Konix Speedking

Grandeur et décadence des bâtons de joie

par Antoine, 1er décembre 2003

Je vous parlerai ici de la grande époque de l’informatique personnelle,
la vraie, la noble, celle qui n’était pas infiltrée par les rejetons des
logiciels corporate ; celle où l’on n’installait pas de « tableur » sur
son ordinateur, et où le logiciel de traitement de texte n’était
utilisé que par quelques fanzineux pour propager leur passion. En cette
ère d’authenticité, les joysticks étaient binaires et non pas
analogiques.

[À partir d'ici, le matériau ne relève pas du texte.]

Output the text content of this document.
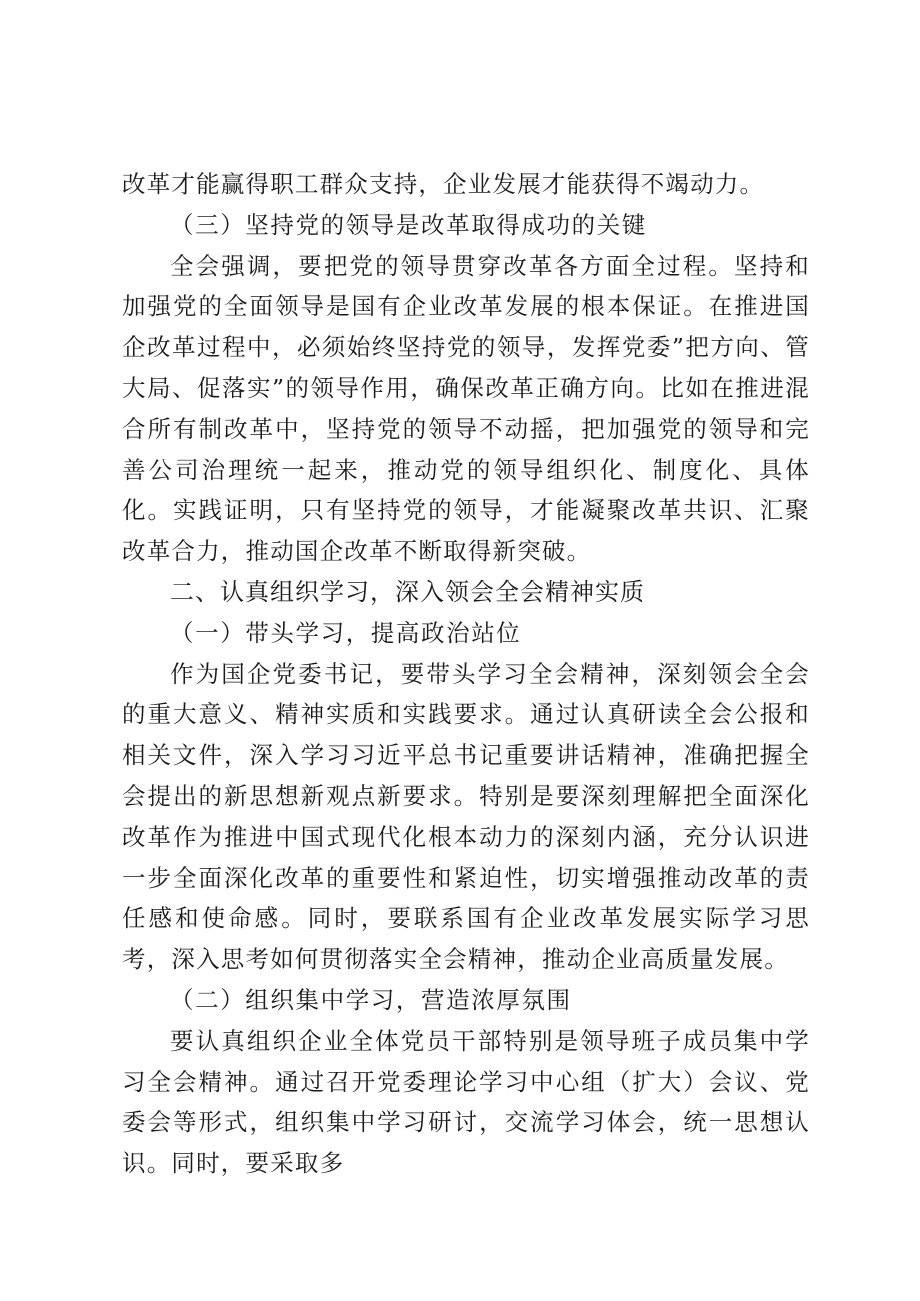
改革才能赢得职工群众支持，企业发展才能获得不竭动力。

（三）坚持党的领导是改革取得成功的关键

全会强调，要把党的领导贯穿改革各方面全过程。坚持和加强党的全面领导是国有企业改革发展的根本保证。在推进国企改革过程中，必须始终坚持党的领导，发挥党委”把方向、管大局、促落实”的领导作用，确保改革正确方向。比如在推进混合所有制改革中，坚持党的领导不动摇，把加强党的领导和完善公司治理统一起来，推动党的领导组织化、制度化、具体化。实践证明，只有坚持党的领导，才能凝聚改革共识、汇聚改革合力，推动国企改革不断取得新突破。

二、认真组织学习，深入领会全会精神实质

（一）带头学习，提高政治站位

作为国企党委书记，要带头学习全会精神，深刻领会全会的重大意义、精神实质和实践要求。通过认真研读全会公报和相关文件，深入学习习近平总书记重要讲话精神，准确把握全会提出的新思想新观点新要求。特别是要深刻理解把全面深化改革作为推进中国式现代化根本动力的深刻内涵，充分认识进一步全面深化改革的重要性和紧迫性，切实增强推动改革的责任感和使命感。同时，要联系国有企业改革发展实际学习思考，深入思考如何贯彻落实全会精神，推动企业高质量发展。

（二）组织集中学习，营造浓厚氛围

要认真组织企业全体党员干部特别是领导班子成员集中学习全会精神。通过召开党委理论学习中心组（扩大）会议、党委会等形式，组织集中学习研讨，交流学习体会，统一思想认识。同时，要采取多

Impossible de faire varier la pression sur le manche pour
accélérer ou ralentir le mouvement... on va à gauche, ou on ne va pas à
gauche : point barre ! Cette rusticité a pour contrepartie une ergonomie
beaucoup plus simple, l’impression d’un rapport direct et franc avec
la machine au contraire du toucher indécis des joysticks « analogiques ».

Deux écoles

Poussées par l’implacable progrès vidéoludique, deux écoles se sont
rapidement distinguées dans l’artisanat méconnu de la
confection de joysticks. D’un côté, on cherchait à accumuler les fonctions
améliorant la puissance du joy.
Cela a commencé avec l’autofire (fonction, très utile dans certains shoot’em up,
qui permet de tirer des rafales sans se fatiguer le doigt), et continua
avec une prolifération de boutons supplémentaires en tous genres : des
carrés, des ronds, des colorés, des qui rippent, des qui
glissent, des qui chuintent ou qui couinent...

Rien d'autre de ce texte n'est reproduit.